Successfully Pass On Your Family Business To Next Generation

Starting a family business is a difficult adventure, especially when day-to-day tasks can overshadow your goals. We know your business is something you want to last, and planning ahead will help you achieve that success.

Old wisdom is clear: The critical issue concerning succession was to identify, develop, and install the successor to the business’s top executive. That seems simple, but most people don’t consider all the other elements like non-family executives and advisors.

The predominant family business statistic has been that only 30 percent of family businesses survive the second generation. The need for succession planning to avoid becoming a victim of that dismal statistic was the reason for developing the family business field.

But family business experts have come to realize that a 30 percent “survival” rate rather than being a symbol of failure is actually a phenomenal success achieved by the advantages that family strength brings to business enterprises.
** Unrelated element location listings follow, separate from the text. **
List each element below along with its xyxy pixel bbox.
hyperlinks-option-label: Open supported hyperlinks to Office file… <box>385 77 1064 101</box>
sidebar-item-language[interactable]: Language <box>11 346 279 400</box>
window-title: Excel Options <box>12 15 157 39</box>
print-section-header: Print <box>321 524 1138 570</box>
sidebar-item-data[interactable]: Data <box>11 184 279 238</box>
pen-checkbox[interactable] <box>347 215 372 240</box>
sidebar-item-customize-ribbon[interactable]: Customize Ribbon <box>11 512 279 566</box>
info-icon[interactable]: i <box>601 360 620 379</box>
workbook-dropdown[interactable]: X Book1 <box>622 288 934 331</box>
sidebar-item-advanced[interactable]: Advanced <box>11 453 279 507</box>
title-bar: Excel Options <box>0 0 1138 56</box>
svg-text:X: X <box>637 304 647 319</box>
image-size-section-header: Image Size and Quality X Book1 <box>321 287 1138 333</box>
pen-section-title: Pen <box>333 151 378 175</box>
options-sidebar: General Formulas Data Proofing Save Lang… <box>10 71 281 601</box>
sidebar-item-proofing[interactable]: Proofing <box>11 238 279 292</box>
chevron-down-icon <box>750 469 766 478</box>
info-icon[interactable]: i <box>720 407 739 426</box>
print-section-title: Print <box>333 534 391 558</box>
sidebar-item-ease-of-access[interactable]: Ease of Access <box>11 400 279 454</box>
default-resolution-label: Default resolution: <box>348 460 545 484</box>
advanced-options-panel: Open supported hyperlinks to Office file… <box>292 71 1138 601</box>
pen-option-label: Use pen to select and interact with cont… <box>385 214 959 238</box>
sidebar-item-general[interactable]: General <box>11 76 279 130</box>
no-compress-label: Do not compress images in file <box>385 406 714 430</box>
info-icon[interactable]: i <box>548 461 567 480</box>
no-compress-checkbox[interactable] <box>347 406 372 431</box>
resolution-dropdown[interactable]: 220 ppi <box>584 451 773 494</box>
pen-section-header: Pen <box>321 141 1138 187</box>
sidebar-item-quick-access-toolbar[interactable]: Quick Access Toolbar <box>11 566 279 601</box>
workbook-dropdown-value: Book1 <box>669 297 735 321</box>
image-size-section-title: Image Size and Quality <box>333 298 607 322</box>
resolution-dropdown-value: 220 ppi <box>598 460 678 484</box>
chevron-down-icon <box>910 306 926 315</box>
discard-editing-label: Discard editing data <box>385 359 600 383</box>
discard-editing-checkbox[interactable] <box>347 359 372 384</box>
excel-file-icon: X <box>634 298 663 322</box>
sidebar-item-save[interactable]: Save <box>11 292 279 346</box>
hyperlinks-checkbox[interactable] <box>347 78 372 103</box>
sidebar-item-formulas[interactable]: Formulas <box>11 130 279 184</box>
We now know that the analogy of “passing the baton” is terribly inadequate. We now understand that succession rarely involves an incumbent and a successor. Instead, the process involves all of the key players, including family members, executives, and advisors.

Not just a matter of successor development and the incumbent’s preparedness to let go, the process is a complex stew of social, cultural, financial, legal, strategic, moral, and other dimensions that resist logical, “business-like” thinking.

Success, we came to recognize, depends on being able to combine and balance businesslike thinking with family-like thinking. Clearly, “succession” is inadequate to describe the process. Among the many categories of planning – besides succession – too often neglected in family business were strategic, estate, operational, and governance.

Failure to plan in any of these areas can be fatal. In many instances, the issue was not “how to” but “why not?” What would keep a family business from doing what it should and could to achieve its goal of self-preservation?

The need to develop processes dealing with the massive complexity of changes relating to personal, family, and corporate finances (including the effort to deal with the estate-tax issue) is key. This includes issues of strategy and structure in the business, family values in relationships and structure, governance and accountability, and each of the key players’ personal journeys.

If you run a family business it’s extremely important to start the planning process now.